Can a Cube Be Cut into Smaller Cubes of the Same Size?

[MalayInd]

If a cube is cut into finite number of smaller cubes, prove that at least two of them must be of same size.

 

[0rthodontist]

Consider the 2 dimensional case. If this is true in 3 dimensions then it works in 2 dimensions too for partitions of a square (a cross section of the cube will be a partition of the square with the same property). Now (under the assumption that a partition exists with no two squares the same size) consider the left side of the square and the smallest square of the partition that touches that side. You know that an edge of this square must be less than half the size of the whole square, or it must be equal to the size of the whole square (why?). Discarding that second case for now because it is a trivial partition, consider the rightmost edge of this smallest square. How can you re-apply the same argument to this edge? Where does re-applying the argument a large number of times lead you?

 

[Integral]

I am not sure how to expess this formally.

You must make a last cut to create 2 cubes. The cube faces you create with this last cut must be the same side length. Therefore the cubes are the same size.

 

[rhj23]

i don't know about the case for cubes but it's definitely not true for squares.
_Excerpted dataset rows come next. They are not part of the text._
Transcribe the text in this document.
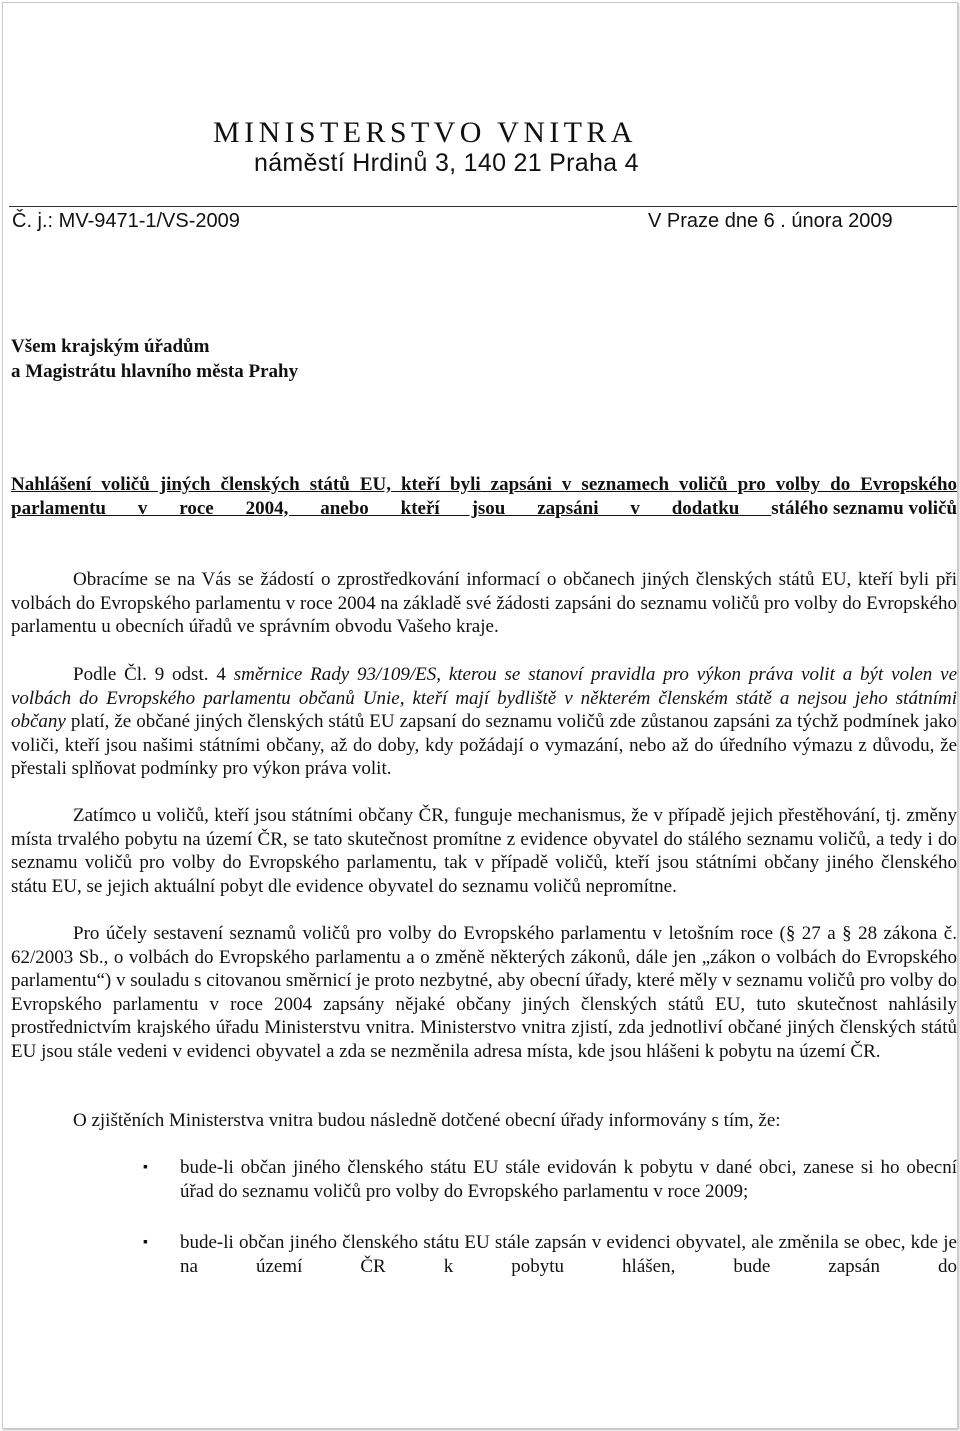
MINISTERSTVO VNITRA
náměstí Hrdinů 3, 140 21 Praha 4
Č. j.: MV-9471-1/VS-2009	V Praze dne 6 . února 2009
Všem krajským úřadům
a Magistrátu hlavního města Prahy
Nahlášení voličů jiných členských států EU, kteří byli zapsáni v seznamech voličů pro volby do Evropského parlamentu v roce 2004, anebo kteří jsou zapsáni v dodatku stálého seznamu voličů
Obracíme se na Vás se žádostí o zprostředkování informací o občanech jiných členských států EU, kteří byli při volbách do Evropského parlamentu v roce 2004 na základě své žádosti zapsáni do seznamu voličů pro volby do Evropského parlamentu u obecních úřadů ve správním obvodu Vašeho kraje.
Podle Čl. 9 odst. 4 směrnice Rady 93/109/ES, kterou se stanoví pravidla pro výkon práva volit a být volen ve volbách do Evropského parlamentu občanů Unie, kteří mají bydliště v některém členském státě a nejsou jeho státními občany platí, že občané jiných členských států EU zapsaní do seznamu voličů zde zůstanou zapsáni za týchž podmínek jako voliči, kteří jsou našimi státními občany, až do doby, kdy požádají o vymazání, nebo až do úředního výmazu z důvodu, že přestali splňovat podmínky pro výkon práva volit.
Zatímco u voličů, kteří jsou státními občany ČR, funguje mechanismus, že v případě jejich přestěhování, tj. změny místa trvalého pobytu na území ČR, se tato skutečnost promítne z evidence obyvatel do stálého seznamu voličů, a tedy i do seznamu voličů pro volby do Evropského parlamentu, tak v případě voličů, kteří jsou státními občany jiného členského státu EU, se jejich aktuální pobyt dle evidence obyvatel do seznamu voličů nepromítne.
Pro účely sestavení seznamů voličů pro volby do Evropského parlamentu v letošním roce (§ 27 a § 28 zákona č. 62/2003 Sb., o volbách do Evropského parlamentu a o změně některých zákonů, dále jen „zákon o volbách do Evropského parlamentu“) v souladu s citovanou směrnicí je proto nezbytné, aby obecní úřady, které měly v seznamu voličů pro volby do Evropského parlamentu v roce 2004 zapsány nějaké občany jiných členských států EU, tuto skutečnost nahlásily prostřednictvím krajského úřadu Ministerstvu vnitra. Ministerstvo vnitra zjistí, zda jednotliví občané jiných členských států EU jsou stále vedeni v evidenci obyvatel a zda se nezměnila adresa místa, kde jsou hlášeni k pobytu na území ČR.
O zjištěních Ministerstva vnitra budou následně dotčené obecní úřady informovány s tím, že:
▪ bude-li občan jiného členského státu EU stále evidován k pobytu v dané obci, zanese si ho obecní úřad do seznamu voličů pro volby do Evropského parlamentu v roce 2009;
▪ bude-li občan jiného členského státu EU stále zapsán v evidenci obyvatel, ale změnila se obec, kde je na území ČR k pobytu hlášen, bude zapsán do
it's possible to partition a square into smaller squares with integer sides such that none have the same side length. they are known as 'squared squares'

[See: http://mathworld.wolfram.com/PerfectSquareDissection.html

http://en.wikipedia.org/wiki/Squaring_the_square ]

 

[StatusX]

The same type of argument Orthodontist suggested can be applied directly to the cube case. While this argument fails in the case of the square due to what might happen if the smallest square lies on an edge, as shown in the attached picture, it can be shown to still work in the cube case if you show that the smallest square of a tiled square (with all tiles being squares of different sizes) cannot lie on the edge of the square. This can be shown by exhausting a few possibilities.

 

[BSMSMSTMSPHD]

The answer is in rhj23's second link.